Supporting the themes and locations are an interesting array of characters, the vast majority of which are drawn inexorably up and into the fate of the olive groves and the women who sacrifice to keep them, and the town, thriving. There is layer upon layer (like rich, loamy soil) of metaphor and meaning at work here. Like in the stories of Master Poe, many of the characters are delightfully untrustworthy. One in particular, who is constantly offering a variety of beverages to Eva, called to mind the conniving neighbor played so beautifully by Ruth Gordon in Rosemary’s Baby (Manhattan Gothic). Throughout, Billups brings these characters to life with dialect and healthy sprinklings of Creole, expertly contextualized or organically translated. She’s also versed in Vodou (and although unstated, the related practice of Obeah), including legbas, the nature of crossroads, the mixing of potions with plants and herbs, and grimoires.

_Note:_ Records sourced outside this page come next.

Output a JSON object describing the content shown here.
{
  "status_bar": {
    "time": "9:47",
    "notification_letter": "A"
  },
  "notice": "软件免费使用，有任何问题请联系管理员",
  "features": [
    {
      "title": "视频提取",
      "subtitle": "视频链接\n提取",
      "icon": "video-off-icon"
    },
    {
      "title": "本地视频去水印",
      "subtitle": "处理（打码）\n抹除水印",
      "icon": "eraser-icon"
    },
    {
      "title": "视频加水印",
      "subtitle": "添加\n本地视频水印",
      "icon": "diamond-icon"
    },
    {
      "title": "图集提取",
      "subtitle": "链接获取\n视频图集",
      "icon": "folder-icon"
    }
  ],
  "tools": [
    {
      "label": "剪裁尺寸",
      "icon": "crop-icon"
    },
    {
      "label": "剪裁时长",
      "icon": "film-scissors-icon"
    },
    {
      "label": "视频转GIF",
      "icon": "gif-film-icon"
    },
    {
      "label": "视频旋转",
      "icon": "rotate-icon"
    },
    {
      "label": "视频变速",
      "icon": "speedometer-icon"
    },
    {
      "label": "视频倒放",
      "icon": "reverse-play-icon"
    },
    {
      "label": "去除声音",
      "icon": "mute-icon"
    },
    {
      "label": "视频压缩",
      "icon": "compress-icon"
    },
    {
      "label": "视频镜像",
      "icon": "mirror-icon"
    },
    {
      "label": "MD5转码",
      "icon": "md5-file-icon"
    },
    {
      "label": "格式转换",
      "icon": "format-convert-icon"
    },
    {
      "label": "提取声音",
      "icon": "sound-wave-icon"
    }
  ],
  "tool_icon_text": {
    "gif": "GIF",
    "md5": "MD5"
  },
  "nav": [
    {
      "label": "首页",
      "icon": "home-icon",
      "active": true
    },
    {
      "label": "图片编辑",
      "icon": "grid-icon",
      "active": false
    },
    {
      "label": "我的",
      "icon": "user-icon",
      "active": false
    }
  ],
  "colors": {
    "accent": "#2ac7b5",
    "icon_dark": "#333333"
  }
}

With multiple timelines and character voices to manage, Billups has employed a variety of techniques to deliver information. A beautifully rendered grimoire is one of several examples, which also include diaries and letters. House and grove staff speak freely of history and legend, and there are the requisite whispered conversations between conspirators.

Like the olive grove, the family home is encoded. The nursery, a forbidden wing, a root cellar, and several bedrooms offer clues to the larger story. Eva also gleans information from visits to the town cemetery (where the Beauford women have buried all of their prematurely deceased husbands) and that bastion of data in any mystery thriller, the local café.    

In the end, this Southern Gothic masterwork is a love story as deep and intertwined as the soil and trees of the grove. Do we have the right to bargain away future generations’ lives and freedom of choice for our own immediate, egocentric needs? What price do we put on the lives and futures of our loved ones? How many secrets can we bear? In myriad sectors of life on this planet, from macro to micro, the outcomes of these choices have been dire.

Billups, while entertaining us, gives us much about which to think.

Beneath Beauford Grove is not the end of the story for Eva, the entity, or the engaging assortment of supporting characters that enrich and enliven this novel. If you’d like a taste of what’s to come, Billups offers interested readers several pages of the sequel.